Sideline neurologic tests, such as memory and balance checks, may miss subtle or early symptoms; and they can be fooled by athletes who deliberately underperform in preseason screening to distort the basis of comparison. But a new 30-second eye-tracking test may catch more injuries. "The concept is really exciting because you can't game the system," says research administrator Hicks.

Cameras embedded in portable gaming goggles track a person's eyes as they follow a dot moving in a circle. Healthy individuals can keep their eyes on the target with high fidelity, but concussed individuals can't focus—so they jitter on and off, explains Jamshid Ghajar, a clinical professor of neurosurgery who is director of the Stanford Concussion and Brain Performance Center and president of the Brain Trauma Foundation. Eye tracking can even distinguish concussed individuals from sleep-deprived ones, his team has found. They are now gathering participants, including Stanford athletes from a variety of sports, for a study that will establish normal values and assess eye tracking after a concussion. The crossover of Stanford athletes also participating in Camarillo's and Zeineh's studies will allow researchers to link head impacts and brain changes with eye-tracking deficits.

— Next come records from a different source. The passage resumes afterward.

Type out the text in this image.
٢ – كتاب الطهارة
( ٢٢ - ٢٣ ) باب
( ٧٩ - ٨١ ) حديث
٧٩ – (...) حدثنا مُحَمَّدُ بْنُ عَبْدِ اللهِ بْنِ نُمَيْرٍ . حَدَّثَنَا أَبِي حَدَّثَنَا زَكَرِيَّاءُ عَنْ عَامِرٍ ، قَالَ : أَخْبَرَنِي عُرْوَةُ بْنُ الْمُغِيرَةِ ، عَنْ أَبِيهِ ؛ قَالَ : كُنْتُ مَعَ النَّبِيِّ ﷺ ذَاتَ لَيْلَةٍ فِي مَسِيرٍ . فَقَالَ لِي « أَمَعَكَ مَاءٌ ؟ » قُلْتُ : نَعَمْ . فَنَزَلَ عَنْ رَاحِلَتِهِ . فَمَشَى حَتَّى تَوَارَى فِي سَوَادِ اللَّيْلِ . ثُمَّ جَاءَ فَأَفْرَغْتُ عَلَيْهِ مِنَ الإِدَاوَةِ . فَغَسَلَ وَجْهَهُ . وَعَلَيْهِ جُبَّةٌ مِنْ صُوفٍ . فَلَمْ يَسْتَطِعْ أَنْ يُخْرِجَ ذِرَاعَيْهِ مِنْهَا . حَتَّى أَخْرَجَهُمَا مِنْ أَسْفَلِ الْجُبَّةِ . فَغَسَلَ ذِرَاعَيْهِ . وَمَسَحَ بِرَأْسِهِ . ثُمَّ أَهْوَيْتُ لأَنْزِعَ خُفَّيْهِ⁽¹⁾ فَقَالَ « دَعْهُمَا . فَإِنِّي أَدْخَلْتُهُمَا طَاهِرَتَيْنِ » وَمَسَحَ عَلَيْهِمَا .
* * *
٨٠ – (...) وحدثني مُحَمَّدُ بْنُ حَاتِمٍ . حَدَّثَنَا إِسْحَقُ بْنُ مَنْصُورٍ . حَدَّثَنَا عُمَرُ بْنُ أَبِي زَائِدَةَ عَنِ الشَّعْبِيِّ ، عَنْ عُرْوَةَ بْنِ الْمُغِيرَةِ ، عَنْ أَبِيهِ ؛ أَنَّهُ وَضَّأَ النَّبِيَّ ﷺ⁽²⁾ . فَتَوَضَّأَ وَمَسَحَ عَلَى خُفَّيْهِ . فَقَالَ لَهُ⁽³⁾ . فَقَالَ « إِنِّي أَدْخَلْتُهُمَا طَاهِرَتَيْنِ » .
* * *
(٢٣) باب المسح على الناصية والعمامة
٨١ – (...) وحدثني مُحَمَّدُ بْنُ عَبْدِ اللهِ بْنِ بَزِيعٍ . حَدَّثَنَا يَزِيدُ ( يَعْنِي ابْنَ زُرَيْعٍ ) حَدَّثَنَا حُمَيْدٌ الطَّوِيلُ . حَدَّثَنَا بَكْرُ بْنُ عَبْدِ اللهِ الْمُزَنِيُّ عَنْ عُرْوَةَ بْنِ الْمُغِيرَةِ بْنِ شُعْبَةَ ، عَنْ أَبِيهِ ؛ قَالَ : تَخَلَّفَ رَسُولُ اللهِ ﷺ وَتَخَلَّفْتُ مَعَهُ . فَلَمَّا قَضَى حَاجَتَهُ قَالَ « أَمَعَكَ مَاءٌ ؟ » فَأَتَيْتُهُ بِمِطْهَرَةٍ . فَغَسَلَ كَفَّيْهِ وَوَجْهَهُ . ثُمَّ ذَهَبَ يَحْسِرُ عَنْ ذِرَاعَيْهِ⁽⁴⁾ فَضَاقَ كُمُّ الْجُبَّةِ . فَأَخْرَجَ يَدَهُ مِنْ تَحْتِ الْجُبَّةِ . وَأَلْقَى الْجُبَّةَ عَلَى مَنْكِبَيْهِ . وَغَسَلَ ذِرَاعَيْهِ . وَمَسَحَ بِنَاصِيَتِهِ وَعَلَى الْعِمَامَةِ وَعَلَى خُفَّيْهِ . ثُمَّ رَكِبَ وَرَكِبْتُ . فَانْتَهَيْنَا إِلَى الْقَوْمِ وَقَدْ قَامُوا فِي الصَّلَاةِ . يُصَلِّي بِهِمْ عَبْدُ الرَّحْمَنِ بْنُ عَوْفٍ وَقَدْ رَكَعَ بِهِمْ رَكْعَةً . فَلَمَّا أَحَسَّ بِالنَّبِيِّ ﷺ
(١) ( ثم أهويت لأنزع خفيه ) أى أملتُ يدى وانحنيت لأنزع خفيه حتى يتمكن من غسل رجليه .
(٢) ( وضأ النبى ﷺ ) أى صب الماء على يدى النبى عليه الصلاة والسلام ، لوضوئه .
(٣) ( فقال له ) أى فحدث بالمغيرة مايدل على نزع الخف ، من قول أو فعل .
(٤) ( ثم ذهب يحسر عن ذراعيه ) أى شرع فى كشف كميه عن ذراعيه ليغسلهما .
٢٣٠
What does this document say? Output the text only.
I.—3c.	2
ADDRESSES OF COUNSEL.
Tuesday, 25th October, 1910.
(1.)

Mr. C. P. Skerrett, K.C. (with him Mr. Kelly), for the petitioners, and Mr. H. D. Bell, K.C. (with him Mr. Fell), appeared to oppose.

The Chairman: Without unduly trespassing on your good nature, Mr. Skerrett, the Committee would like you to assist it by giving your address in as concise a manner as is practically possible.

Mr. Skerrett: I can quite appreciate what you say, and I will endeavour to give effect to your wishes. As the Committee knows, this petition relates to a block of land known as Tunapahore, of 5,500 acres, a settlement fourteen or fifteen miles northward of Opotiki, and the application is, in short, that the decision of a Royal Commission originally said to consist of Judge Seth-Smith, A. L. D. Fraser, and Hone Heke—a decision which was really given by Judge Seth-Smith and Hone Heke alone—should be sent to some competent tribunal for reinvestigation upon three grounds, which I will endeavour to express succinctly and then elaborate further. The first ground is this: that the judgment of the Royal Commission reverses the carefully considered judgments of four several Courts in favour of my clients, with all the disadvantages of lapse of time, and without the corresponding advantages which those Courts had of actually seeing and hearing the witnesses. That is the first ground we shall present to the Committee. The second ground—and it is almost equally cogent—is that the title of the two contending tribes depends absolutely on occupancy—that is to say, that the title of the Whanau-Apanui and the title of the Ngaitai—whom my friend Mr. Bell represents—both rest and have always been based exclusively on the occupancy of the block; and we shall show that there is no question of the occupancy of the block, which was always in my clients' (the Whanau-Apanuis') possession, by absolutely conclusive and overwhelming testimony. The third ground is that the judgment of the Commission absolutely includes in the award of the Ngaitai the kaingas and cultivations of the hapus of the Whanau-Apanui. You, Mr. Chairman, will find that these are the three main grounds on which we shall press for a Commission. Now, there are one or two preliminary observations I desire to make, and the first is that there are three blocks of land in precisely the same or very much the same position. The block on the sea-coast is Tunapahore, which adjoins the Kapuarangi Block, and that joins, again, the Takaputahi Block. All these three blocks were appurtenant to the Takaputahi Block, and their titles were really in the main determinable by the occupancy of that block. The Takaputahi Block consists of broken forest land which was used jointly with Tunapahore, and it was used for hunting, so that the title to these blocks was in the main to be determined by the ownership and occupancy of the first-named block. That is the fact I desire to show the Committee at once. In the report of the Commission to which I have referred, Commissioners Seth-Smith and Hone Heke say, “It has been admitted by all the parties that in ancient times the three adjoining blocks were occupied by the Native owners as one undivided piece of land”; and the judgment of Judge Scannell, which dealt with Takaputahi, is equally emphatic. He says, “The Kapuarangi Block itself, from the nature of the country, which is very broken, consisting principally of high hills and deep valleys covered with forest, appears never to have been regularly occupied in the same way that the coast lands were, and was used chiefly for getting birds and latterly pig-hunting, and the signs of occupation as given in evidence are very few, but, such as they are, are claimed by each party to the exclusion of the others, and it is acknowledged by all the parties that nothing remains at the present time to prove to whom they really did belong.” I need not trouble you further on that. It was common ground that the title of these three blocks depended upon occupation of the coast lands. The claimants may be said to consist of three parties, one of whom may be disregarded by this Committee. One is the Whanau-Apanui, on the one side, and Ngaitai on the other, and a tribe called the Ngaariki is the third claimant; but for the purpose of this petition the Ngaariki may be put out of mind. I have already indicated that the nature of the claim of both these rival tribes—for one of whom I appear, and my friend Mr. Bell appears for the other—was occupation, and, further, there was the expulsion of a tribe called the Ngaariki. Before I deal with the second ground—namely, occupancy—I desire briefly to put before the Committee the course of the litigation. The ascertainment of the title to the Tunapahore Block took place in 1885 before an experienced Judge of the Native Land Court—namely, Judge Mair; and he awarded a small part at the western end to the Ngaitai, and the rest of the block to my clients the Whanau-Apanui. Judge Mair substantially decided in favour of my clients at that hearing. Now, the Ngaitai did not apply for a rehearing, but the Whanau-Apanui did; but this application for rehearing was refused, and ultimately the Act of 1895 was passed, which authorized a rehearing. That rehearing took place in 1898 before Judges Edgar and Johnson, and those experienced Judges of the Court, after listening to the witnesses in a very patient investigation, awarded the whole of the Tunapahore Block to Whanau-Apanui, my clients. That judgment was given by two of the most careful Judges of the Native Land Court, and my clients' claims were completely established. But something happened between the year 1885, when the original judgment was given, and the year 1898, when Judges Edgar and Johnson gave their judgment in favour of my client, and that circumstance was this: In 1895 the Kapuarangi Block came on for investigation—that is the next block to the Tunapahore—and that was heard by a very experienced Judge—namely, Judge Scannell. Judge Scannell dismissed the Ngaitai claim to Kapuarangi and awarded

Eye tracking could also be useful to manage concussions. Athletes may feel fine a month post-injury, but if their eye tracking is still abnormal they may need more time to heal. Kokenis could have benefited from such a tool.

Grant is also developing objective tests to improve clinical care. Using stored blood from soldiers with a history of post-traumatic stress disorder or concussion, he is hunting for biomarkers that predict persistent symptoms. "If we could identify early on those people that are at risk for having complications, then we might be able to do something about it," Grant says.

Hicks says the last thing we want is for parents to hold their kids out of sports and recreation, but we have to make the games safer.

Forty-eight states have now adopted the Lystedt law, which formalizes the saying, "When in doubt, sit them out." Athletes under age 18 who are suspected of having had a concussion must be removed from play and cannot return to practices or games until they are cleared by a medical professional. College teams are also implementing strict return-to-play protocols after a concussion. Stanford was one of the first universities to put these policies in place, trainer Anderson says.

After coming under fire for ignoring the issue too long, the National Football League has recently begun to implement rule changes to protect athletes' heads and necks. The rules are controversial; some naysayers are forecasting the death of football as we know it. But Shaw is not worried. "The game is not going to go away," he says. "The game can still be played at a high level. It can still be played aggressively. It's still exciting.

"It's going to be accepted that you play this game as hard as you can, but you don't go after another man's head, because the consequences in and out of the game are too severe for you and him," Shaw predicts. Kokenis concurs. "I would have rather had any other injury."


Kristin Sainani, MS '99, PhD '02, is an associate professor in the department of health research and policy.